Even in jurisdictions without a concrete requirement to conduct DPIAs/PIAs, these are processes that can help an organization have and document productive conversations about privacy risks, mitigations, and controls. In addition to showing good faith and rigor in privacy decisions, DPIAs/PIAs can create legacy knowledge about AI decisions within the organization, with each one building on predecessors and further educating each generation of AI project.
Consider FIPs
As with any technological advancement, there is a learning curve to get through before an organization can master AI related to its business. However, a company that regularly compares the Fair Information Practices (FIPs) to its business activities will find that the same FIPs apply to AI just as well as to any other data-related activity.
Having a robust conversation about accountability, transparency, consent, etc., perhaps as part of the DPIA/PIA process, can help team members organize privacy thoughts, even given the intricacies of innovative technology. Remembering how today’s legacy general privacy laws already apply to AI activities – such as existing requirements related to automated decision making, legal basis, notice, and consent – can also help to structure principle-based compliance in a new and emerging field.
Assemble an AI Swat Team
Establishing an AI Center of Excellence (COE) can be useful to establish accountability and cooperation across the organization. It may be helpful to designate cross-functional responsibilities and specialties within the COE, including data governance, data science, security, data architects, privacy, legal, and ethics.
Each member of the COE can keep abreast of developments within their specialty related to AI, share information across the team, consider proposed AI projects together as a team, and train the rest of the organization in responsible AI.
Some organizations also use this team to consider real-life AI pilots, guide implementation teams, and analyze what went right with the activities and what could have gone better (including how to do better next time).
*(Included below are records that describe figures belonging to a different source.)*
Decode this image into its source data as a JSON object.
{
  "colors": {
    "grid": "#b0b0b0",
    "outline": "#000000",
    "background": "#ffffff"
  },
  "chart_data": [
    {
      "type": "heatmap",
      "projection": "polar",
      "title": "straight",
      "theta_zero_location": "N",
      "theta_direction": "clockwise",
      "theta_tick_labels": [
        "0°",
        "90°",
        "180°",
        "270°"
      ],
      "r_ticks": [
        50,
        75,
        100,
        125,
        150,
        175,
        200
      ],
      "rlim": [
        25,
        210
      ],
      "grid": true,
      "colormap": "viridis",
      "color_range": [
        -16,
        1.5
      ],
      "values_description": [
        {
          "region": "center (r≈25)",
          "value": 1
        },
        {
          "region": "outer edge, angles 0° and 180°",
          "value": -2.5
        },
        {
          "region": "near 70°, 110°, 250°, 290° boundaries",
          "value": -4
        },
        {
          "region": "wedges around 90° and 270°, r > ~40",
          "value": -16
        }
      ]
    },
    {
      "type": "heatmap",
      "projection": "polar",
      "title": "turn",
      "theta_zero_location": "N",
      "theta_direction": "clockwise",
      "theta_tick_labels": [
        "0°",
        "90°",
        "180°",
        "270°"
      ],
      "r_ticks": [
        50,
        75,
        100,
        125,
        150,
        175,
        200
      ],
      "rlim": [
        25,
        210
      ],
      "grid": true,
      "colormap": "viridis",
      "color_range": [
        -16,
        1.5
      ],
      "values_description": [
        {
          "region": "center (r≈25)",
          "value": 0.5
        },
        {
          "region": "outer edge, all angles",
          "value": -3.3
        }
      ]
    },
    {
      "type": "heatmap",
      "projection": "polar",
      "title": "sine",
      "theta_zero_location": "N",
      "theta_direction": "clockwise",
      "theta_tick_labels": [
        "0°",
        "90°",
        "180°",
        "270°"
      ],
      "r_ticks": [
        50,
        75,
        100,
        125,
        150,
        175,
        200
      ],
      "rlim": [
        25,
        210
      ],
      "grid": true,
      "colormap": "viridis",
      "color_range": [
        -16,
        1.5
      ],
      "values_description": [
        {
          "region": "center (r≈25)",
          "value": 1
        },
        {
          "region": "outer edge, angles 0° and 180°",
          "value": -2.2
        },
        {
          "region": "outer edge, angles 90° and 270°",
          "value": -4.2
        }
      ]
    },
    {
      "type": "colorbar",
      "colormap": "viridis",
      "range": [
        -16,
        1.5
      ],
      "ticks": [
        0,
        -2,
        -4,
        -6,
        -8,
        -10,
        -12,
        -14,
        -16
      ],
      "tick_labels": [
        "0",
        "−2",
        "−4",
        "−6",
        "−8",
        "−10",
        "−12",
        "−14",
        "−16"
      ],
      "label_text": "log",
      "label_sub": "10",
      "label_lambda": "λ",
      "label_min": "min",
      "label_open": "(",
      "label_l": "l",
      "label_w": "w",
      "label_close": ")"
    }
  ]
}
This team might eventually be the group to draft organizational policies and procedures to help guide future projects.
Consider Privacy Enhancing Technologies and Techniques
Ironically, technology can help reduce privacy risk in the use of technology. Using Privacy Enhancing Technologies to clean, minimize, mask or pseudonymize, restrict, and delete personal data can increase privacy protections. Technology can also enhance privacy by tracking, often through meta data, data provenance and permissions.
One of the challenges of working with data sets involving personal data is that it can be possible to reidentify data or link data sets in a way that threatens privacy. Differential privacy enables analysis and sharing based on personal data while protecting the privacy of all individuals within the data set. Advanced analytical techniques facilitated by technology, such as differential privacy, can also insert sound privacy into AI activities.
Even organizations that have banned AI by policy are likely to have pockets of AI activities going on in practice. A privacy office that can help organize privacy-sensitive AI expertise, pilots, governance, and technology/techniques will be an office that both maintains its relevancy and practical thought leadership in business-supporting activities.